For starters, there's growing evidence that biofuels are anything but carbon neutral, especially when you take into account land-use change. Cutting down the Brazilian rainforest or draining Indonesian peat bogs to plant crops for biofuels releases so much carbon dioxide that it will be a long time before those biofuels have a carbon footprint smaller than the fossil fuels they're replacing. Cellusoic biofuels may someday solve this problem, by making it possible to get a lot more fuel out of each acre under cultivation—but they're not viable yet.

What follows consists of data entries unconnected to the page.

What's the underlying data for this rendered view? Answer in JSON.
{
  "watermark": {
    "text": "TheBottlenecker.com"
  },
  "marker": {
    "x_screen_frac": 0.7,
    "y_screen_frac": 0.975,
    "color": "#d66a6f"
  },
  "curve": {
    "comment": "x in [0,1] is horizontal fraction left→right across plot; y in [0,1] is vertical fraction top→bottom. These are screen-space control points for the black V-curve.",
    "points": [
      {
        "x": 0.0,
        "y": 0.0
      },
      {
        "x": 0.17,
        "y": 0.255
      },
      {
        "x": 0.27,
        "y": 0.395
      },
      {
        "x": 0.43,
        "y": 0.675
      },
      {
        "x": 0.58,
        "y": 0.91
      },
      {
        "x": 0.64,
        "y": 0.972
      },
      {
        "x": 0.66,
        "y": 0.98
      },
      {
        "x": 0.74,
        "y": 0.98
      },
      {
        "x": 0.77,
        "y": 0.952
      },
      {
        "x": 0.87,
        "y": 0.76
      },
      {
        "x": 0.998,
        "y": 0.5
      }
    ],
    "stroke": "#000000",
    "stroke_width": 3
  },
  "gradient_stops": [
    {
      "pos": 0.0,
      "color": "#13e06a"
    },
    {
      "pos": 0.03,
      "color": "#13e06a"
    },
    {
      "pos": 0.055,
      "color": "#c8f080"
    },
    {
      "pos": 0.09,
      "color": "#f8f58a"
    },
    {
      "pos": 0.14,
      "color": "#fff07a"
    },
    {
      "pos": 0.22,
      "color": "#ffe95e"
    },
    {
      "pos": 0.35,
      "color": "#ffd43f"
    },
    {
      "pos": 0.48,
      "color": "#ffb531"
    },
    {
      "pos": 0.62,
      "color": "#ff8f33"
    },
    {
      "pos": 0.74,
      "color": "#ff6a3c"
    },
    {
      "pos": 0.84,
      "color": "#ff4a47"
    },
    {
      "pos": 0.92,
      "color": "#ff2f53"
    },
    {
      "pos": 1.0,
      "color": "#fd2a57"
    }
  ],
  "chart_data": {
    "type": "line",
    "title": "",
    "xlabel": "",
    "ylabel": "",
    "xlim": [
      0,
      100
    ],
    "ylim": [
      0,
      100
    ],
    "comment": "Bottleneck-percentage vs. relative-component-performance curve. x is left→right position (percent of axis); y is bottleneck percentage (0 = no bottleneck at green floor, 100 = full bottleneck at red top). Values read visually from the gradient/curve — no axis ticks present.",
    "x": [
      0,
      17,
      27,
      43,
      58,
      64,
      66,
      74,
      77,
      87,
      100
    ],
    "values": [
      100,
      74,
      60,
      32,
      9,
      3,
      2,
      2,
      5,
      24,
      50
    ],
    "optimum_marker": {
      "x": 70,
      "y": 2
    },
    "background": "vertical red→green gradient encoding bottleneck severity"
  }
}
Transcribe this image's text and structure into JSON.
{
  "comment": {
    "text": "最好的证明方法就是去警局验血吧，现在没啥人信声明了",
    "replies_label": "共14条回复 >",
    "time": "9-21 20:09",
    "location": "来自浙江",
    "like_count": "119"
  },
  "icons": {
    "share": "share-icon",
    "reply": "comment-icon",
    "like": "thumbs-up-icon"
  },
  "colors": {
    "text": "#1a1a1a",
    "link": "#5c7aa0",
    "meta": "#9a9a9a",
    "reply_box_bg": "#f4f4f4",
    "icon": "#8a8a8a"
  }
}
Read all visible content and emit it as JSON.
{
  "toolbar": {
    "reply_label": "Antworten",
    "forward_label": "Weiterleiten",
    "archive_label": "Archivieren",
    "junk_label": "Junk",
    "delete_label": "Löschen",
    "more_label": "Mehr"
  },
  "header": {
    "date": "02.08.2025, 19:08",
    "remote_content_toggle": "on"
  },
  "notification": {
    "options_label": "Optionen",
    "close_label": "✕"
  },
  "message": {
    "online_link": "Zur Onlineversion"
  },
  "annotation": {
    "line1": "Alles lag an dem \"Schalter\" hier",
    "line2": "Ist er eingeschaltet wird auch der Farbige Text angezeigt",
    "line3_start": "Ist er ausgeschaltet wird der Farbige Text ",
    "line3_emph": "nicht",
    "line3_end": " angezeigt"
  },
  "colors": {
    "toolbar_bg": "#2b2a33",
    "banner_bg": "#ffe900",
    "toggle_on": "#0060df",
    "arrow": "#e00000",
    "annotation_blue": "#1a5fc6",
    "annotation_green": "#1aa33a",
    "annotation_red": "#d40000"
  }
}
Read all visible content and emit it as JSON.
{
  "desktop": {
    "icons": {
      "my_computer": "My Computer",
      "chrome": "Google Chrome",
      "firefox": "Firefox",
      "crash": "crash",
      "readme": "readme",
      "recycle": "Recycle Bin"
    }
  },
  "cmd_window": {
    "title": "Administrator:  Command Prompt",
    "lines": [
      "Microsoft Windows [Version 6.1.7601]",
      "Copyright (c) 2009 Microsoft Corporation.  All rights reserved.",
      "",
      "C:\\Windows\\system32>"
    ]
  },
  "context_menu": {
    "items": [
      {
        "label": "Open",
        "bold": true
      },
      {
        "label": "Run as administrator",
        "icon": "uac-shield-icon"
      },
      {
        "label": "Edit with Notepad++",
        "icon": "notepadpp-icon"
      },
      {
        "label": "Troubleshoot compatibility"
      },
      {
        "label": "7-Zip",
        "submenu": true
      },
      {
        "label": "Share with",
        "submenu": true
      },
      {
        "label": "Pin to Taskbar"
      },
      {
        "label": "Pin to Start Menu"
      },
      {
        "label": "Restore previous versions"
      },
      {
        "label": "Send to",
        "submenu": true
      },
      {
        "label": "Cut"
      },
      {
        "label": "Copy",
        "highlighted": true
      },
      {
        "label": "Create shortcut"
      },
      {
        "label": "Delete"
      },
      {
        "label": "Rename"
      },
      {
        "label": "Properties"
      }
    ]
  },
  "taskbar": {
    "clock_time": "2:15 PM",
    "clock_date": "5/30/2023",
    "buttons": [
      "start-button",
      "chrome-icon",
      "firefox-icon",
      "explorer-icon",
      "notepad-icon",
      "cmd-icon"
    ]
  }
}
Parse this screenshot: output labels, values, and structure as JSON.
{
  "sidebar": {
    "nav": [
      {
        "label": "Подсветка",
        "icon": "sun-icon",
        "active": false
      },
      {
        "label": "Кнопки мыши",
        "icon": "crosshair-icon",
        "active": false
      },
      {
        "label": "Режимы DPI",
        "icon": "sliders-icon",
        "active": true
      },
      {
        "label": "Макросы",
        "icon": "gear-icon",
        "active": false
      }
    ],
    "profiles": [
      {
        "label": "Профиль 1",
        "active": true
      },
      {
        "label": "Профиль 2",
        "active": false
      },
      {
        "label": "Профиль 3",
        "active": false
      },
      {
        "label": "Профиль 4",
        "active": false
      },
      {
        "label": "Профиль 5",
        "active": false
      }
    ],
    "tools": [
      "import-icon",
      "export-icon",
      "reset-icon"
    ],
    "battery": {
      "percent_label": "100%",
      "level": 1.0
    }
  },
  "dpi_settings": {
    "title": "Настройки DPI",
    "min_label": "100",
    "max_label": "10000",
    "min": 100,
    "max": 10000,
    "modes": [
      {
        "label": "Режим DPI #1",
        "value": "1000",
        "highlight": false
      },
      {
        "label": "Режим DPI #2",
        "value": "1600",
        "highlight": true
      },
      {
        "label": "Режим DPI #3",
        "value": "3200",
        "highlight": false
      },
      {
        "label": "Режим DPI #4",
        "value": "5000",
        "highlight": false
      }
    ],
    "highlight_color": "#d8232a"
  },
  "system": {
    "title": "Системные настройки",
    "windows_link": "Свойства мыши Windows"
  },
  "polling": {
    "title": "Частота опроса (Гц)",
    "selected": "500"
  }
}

The bigger problem is that carbon emissions are only one of the ways that aviation contributes to global warming. It turns out that contrails—yes, those fluffy white contrails that make little boys want to grow up to be pilots—may also have a surprisingly large impact on climate. The ice crystals that form from the water vapor in jet exhaust have a classic greenhouse effect, letting most sunlight in but not letting heat radiate back to space. This effect is most pronounced during the winter—when colder air and higher relative humidity make ice crystals more likely to form—and at night, when the heat trapped by contrails doesn't get offset by the small amount of sunlight they reflect back to space. In 1999—the last time it looked at the issue directly—the Intergovernmental Panel on Climate Change estimated that air travel caused slightly more warming through contrails it did through carbon dioxide emissions. Recent studies have lowered these estimates for contrail-induced warming, but it's still a concern.
There are ways to get around the contrail effect—like limiting
night flights, tweaking jet engines, or requiring planes to fly
at lower altitudes, where contrail formation is less likely. But all of
them come with tradeoffs. And that means that despite some progress in biofuels,
the era of cheap flights may still be coming to a close.